翻訳の政治利用については欧州の通訳研究でたびたび見かけるが、日本でもこんな事件が。


南京虐殺否定を無断加筆 ベストセラーの翻訳者

同書はストークス氏が、第2次大戦はアジア諸国を欧米の植民地支配から解放する戦争だったと主張する内容。「歴史の事実として『南京大虐殺』は、なかった。それは、中華民国政府が捏造したプロパガンダだった」と記述している。
 だがストークス氏は「そうは言えない。(この文章は)私のものでない」と言明。「大虐殺」より「事件」という表現が的確とした上で「非常に恐ろしい事件が起きたかと問われればイエスだ」と述べた。
 藤田氏は「『南京大虐殺』とかぎ括弧付きで表記したのは、30万人が殺害され2万人がレイプされたという、いわゆる『大虐殺』はなかったという趣旨だ」と説明した。
 だが同書中にその説明はなく、ストークス氏は「わけの分からない釈明だ」と批判した。

さらに興味深いのが最後の部分。

関係者によると、インタビューの録音テープを文書化したスタッフの1人は、南京大虐殺や従軍慰安婦に関するストークス氏の発言が「文脈と異なる形で引用され故意に無視された」として辞職した。

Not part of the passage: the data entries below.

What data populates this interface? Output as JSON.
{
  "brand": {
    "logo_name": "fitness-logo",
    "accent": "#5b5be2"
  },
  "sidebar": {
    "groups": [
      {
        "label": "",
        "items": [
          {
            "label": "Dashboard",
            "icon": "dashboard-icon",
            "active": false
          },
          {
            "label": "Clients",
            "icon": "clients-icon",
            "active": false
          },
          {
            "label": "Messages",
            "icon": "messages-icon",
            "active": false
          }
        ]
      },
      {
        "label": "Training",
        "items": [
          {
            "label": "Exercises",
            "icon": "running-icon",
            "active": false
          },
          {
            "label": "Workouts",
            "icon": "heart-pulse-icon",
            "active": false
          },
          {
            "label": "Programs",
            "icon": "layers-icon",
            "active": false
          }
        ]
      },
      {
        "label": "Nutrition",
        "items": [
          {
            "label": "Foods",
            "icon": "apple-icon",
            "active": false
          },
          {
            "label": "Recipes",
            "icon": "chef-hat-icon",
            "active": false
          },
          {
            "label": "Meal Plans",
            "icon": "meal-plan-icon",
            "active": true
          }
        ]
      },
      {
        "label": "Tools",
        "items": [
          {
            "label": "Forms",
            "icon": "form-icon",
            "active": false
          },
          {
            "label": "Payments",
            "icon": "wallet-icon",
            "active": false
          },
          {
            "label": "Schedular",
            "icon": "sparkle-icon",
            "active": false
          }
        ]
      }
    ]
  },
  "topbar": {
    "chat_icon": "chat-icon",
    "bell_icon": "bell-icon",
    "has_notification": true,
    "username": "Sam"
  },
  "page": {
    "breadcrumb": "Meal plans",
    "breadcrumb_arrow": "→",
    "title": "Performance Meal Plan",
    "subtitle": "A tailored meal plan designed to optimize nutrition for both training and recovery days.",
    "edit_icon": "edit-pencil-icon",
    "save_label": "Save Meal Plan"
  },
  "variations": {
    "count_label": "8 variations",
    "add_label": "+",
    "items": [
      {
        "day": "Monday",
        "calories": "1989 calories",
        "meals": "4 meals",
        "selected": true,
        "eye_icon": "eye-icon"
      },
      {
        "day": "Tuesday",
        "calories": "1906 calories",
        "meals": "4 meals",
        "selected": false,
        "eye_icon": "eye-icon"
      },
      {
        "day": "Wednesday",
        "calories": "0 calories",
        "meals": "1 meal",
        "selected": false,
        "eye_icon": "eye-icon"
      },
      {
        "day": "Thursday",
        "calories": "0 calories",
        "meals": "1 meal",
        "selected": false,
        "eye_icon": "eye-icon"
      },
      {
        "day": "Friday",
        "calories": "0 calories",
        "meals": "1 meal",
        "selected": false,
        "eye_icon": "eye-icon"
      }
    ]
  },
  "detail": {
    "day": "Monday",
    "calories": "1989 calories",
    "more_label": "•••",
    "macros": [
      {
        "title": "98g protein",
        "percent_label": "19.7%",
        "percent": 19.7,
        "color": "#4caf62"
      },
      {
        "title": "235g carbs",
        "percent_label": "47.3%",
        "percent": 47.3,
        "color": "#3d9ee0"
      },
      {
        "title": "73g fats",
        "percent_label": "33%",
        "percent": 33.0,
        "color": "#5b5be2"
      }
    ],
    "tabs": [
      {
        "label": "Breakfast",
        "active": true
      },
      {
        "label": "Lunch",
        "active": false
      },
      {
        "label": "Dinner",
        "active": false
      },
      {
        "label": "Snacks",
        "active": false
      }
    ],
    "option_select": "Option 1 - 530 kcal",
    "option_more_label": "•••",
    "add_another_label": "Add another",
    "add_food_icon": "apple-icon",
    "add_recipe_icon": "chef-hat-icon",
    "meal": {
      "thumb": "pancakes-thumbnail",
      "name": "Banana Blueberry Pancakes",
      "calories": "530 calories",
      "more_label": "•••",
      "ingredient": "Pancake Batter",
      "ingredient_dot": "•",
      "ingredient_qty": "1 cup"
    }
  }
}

私は藤田を個人的に知らないし、検証可能な問題に関しては適正な検証を待つのがポリシーだが(そしてこの問題は十分に検証可能だと考える)、これはさすがに臭い、というのが第一印象。おそらく原文は"massacre"だっとのだろうが、これだけで大虐殺がなかったと解釈するのは苦しい。前後の文脈を読めば自明である場合が多いのだが…

【追記 5/12】

 「南京大虐殺なかった」翻訳者加筆と報道 出版社は否定:朝日新聞デジタル

共同通信社総務局は9日夜、「翻訳者同席の上で元東京支局長に取材した結果を記事化した。録音もとっている」とのコメントを出した。

出版社は徹底抗戦のようで。

2 件のコメント:

baldhatter さんのコメント...

これ、気になってAmazon見たら、「なか見」できたんでざっと見たんだけど、これって原典があって翻訳したんじゃなくて、後述筆記を翻訳した、ってことになってるよね。

となると、「原典の検証」は難しいのかも。

Mike Sekine さんのコメント...

追記したけど、出版社は反論してるみたいねー。